More than 75 years after the Holocaust’s horrors, the solemn promise of “never again” remains unfulfilled. Our understanding of genocide, however, has grown, which has improved efforts to prevent and respond to this crime. Understanding how gender interacts with and informs the crime of genocide is a critical and needed perspective in this effort.

Contrary to common misperception, a gendered analysis is not synonymous with crimes against women nor is it only concerned with acts of sexual violence. Rather, the term “gender” refers to a social construct regarding the roles men and women perceivably occupy in society and, for purposes of genocide, within a protected group. A gendered analysis seeks to understand how these gender roles inform which people are targeted for certain acts of genocide and why. This means, for example, that a gendered analysis looks at why it is that men and boys are often targeted for immediate mass killings early on in a genocidal campaign while women and girls are targeted for other types of genocidal acts, including (but not limited to) sexual violence.
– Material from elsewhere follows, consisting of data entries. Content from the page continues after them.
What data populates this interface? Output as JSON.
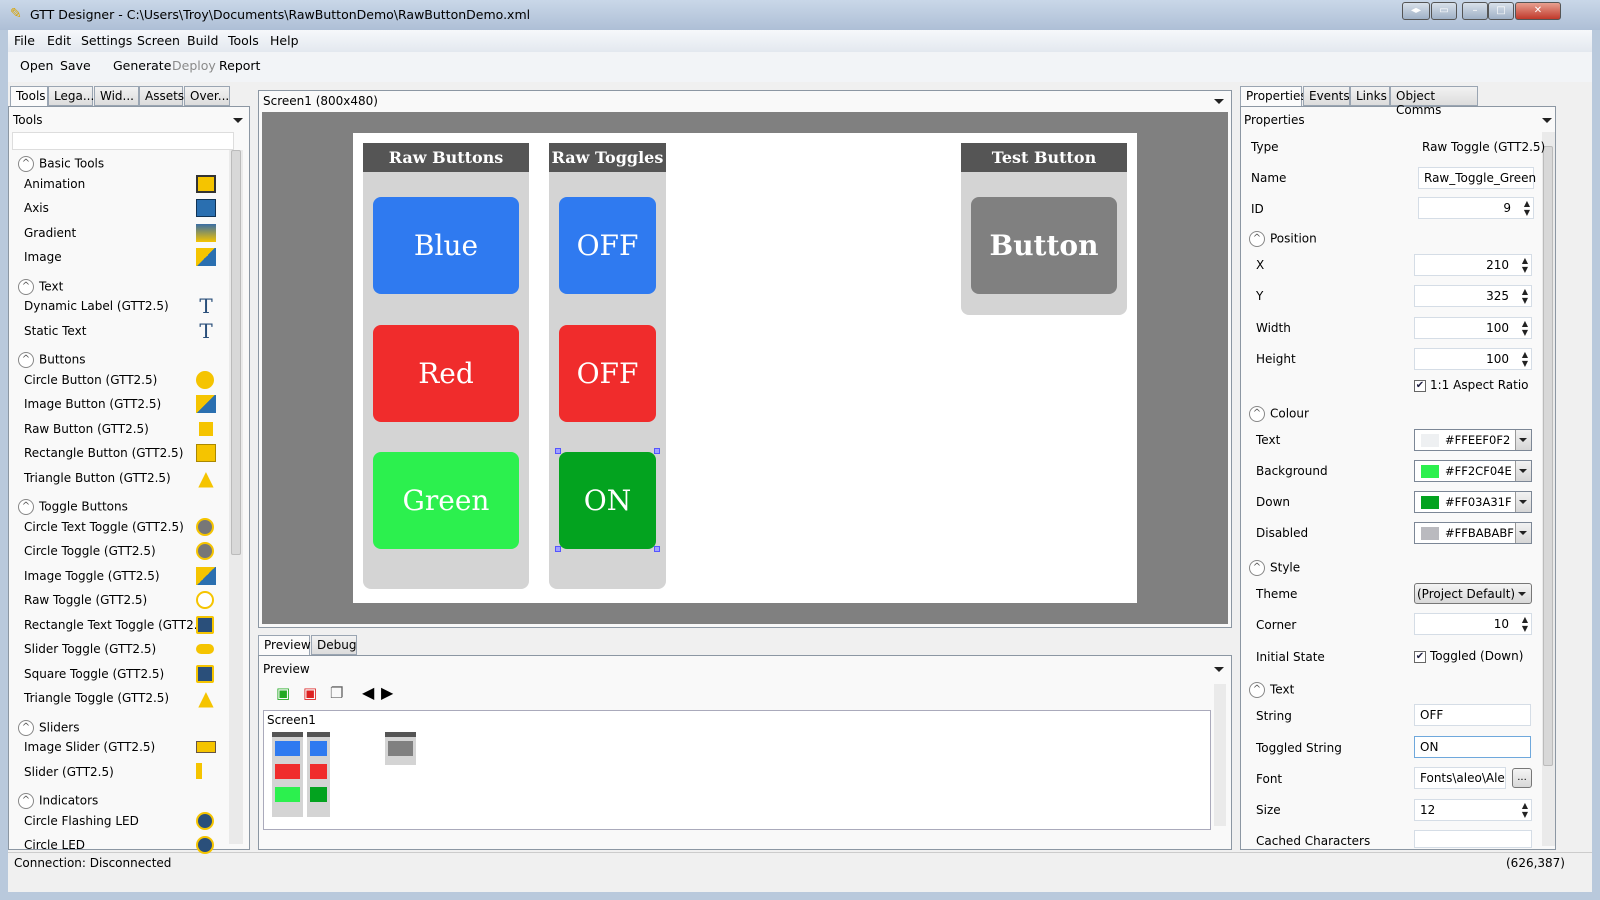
{
  "window": {
    "title": "GTT Designer - C:\\Users\\Troy\\Documents\\RawButtonDemo\\RawButtonDemo.xml"
  },
  "menu": [
    "File",
    "Edit",
    "Settings",
    "Screen",
    "Build",
    "Tools",
    "Help"
  ],
  "toolbar": {
    "open": "Open",
    "save": "Save",
    "generate": "Generate",
    "deploy": "Deploy",
    "report": "Report"
  },
  "left": {
    "tabs": [
      "Tools",
      "Lega...",
      "Wid...",
      "Assets",
      "Over..."
    ],
    "dropdown": "Tools",
    "groups": [
      {
        "label": "Basic Tools",
        "items": [
          {
            "label": "Animation",
            "icon": "animation-icon"
          },
          {
            "label": "Axis",
            "icon": "axis-icon"
          },
          {
            "label": "Gradient",
            "icon": "gradient-icon"
          },
          {
            "label": "Image",
            "icon": "image-icon"
          }
        ]
      },
      {
        "label": "Text",
        "items": [
          {
            "label": "Dynamic Label (GTT2.5)",
            "icon": "dynamic-text-icon"
          },
          {
            "label": "Static Text",
            "icon": "static-text-icon"
          }
        ]
      },
      {
        "label": "Buttons",
        "items": [
          {
            "label": "Circle Button (GTT2.5)",
            "icon": "circle-icon"
          },
          {
            "label": "Image Button (GTT2.5)",
            "icon": "image-icon"
          },
          {
            "label": "Raw Button (GTT2.5)",
            "icon": "raw-button-icon"
          },
          {
            "label": "Rectangle Button (GTT2.5)",
            "icon": "rectangle-icon"
          },
          {
            "label": "Triangle Button (GTT2.5)",
            "icon": "triangle-icon"
          }
        ]
      },
      {
        "label": "Toggle Buttons",
        "items": [
          {
            "label": "Circle Text Toggle (GTT2.5)",
            "icon": "circle-text-toggle-icon"
          },
          {
            "label": "Circle Toggle (GTT2.5)",
            "icon": "circle-toggle-icon"
          },
          {
            "label": "Image Toggle (GTT2.5)",
            "icon": "image-icon"
          },
          {
            "label": "Raw Toggle (GTT2.5)",
            "icon": "raw-toggle-icon"
          },
          {
            "label": "Rectangle Text Toggle (GTT2.5)",
            "icon": "rect-text-toggle-icon"
          },
          {
            "label": "Slider Toggle (GTT2.5)",
            "icon": "slider-toggle-icon"
          },
          {
            "label": "Square Toggle (GTT2.5)",
            "icon": "square-toggle-icon"
          },
          {
            "label": "Triangle Toggle (GTT2.5)",
            "icon": "triangle-toggle-icon"
          }
        ]
      },
      {
        "label": "Sliders",
        "items": [
          {
            "label": "Image Slider (GTT2.5)",
            "icon": "image-slider-icon"
          },
          {
            "label": "Slider (GTT2.5)",
            "icon": "slider-icon"
          }
        ]
      },
      {
        "label": "Indicators",
        "items": [
          {
            "label": "Circle Flashing LED",
            "icon": "flashing-led-icon"
          },
          {
            "label": "Circle LED",
            "icon": "led-icon"
          }
        ]
      }
    ]
  },
  "screen": {
    "title": "Screen1 (800x480)",
    "raw_buttons": {
      "header": "Raw Buttons",
      "buttons": [
        {
          "label": "Blue",
          "color": "#2F7AF0"
        },
        {
          "label": "Red",
          "color": "#F02C2C"
        },
        {
          "label": "Green",
          "color": "#2CF04E"
        }
      ]
    },
    "raw_toggles": {
      "header": "Raw Toggles",
      "buttons": [
        {
          "label": "OFF",
          "color": "#2F7AF0"
        },
        {
          "label": "OFF",
          "color": "#F02C2C"
        },
        {
          "label": "ON",
          "color": "#03A31F"
        }
      ]
    },
    "test": {
      "header": "Test Button",
      "button": "Button",
      "color": "#808080"
    }
  },
  "bottom": {
    "tabs": [
      "Preview",
      "Debug"
    ],
    "dropdown": "Preview",
    "screen_label": "Screen1"
  },
  "right": {
    "tabs": [
      "Properties",
      "Events",
      "Links",
      "Object Comms"
    ],
    "dropdown": "Properties",
    "type_label": "Type",
    "type": "Raw Toggle (GTT2.5)",
    "name_label": "Name",
    "name": "Raw_Toggle_Green",
    "id_label": "ID",
    "id": "9",
    "position": {
      "label": "Position",
      "x_label": "X",
      "x": "210",
      "y_label": "Y",
      "y": "325",
      "w_label": "Width",
      "w": "100",
      "h_label": "Height",
      "h": "100",
      "aspect": "1:1 Aspect Ratio"
    },
    "colour": {
      "label": "Colour",
      "items": [
        {
          "label": "Text",
          "value": "#FFEEF0F2",
          "swatch": "#EEF0F2"
        },
        {
          "label": "Background",
          "value": "#FF2CF04E",
          "swatch": "#2CF04E"
        },
        {
          "label": "Down",
          "value": "#FF03A31F",
          "swatch": "#03A31F"
        },
        {
          "label": "Disabled",
          "value": "#FFBABABF",
          "swatch": "#BABABF"
        }
      ]
    },
    "style": {
      "label": "Style",
      "theme_label": "Theme",
      "theme": "(Project Default)",
      "corner_label": "Corner",
      "corner": "10",
      "initial_label": "Initial State",
      "initial": "Toggled (Down)"
    },
    "text": {
      "label": "Text",
      "string_label": "String",
      "string": "OFF",
      "toggled_label": "Toggled String",
      "toggled": "ON",
      "font_label": "Font",
      "font": "Fonts\\aleo\\Aleo-",
      "size_label": "Size",
      "size": "12",
      "cached_label": "Cached Characters",
      "browse": "..."
    }
  },
  "status": {
    "connection": "Connection: Disconnected",
    "coords": "(626,387)"
  }
}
It also means understanding that nonlethal acts, which disproportionately target women and girls, are a part of genocidal campaigns, instead of placing them into the sphere of crimes against humanity.

Our new report, based on a two-day conference held in September on gender and genocide in the 21st century, delves deeper into this gendered understanding of what exactly constitutes genocide and why it is so important for governments, policymakers, and legal practitioners to frame their policy and humanitarian prevention and response measures in a gender-sensitive manner.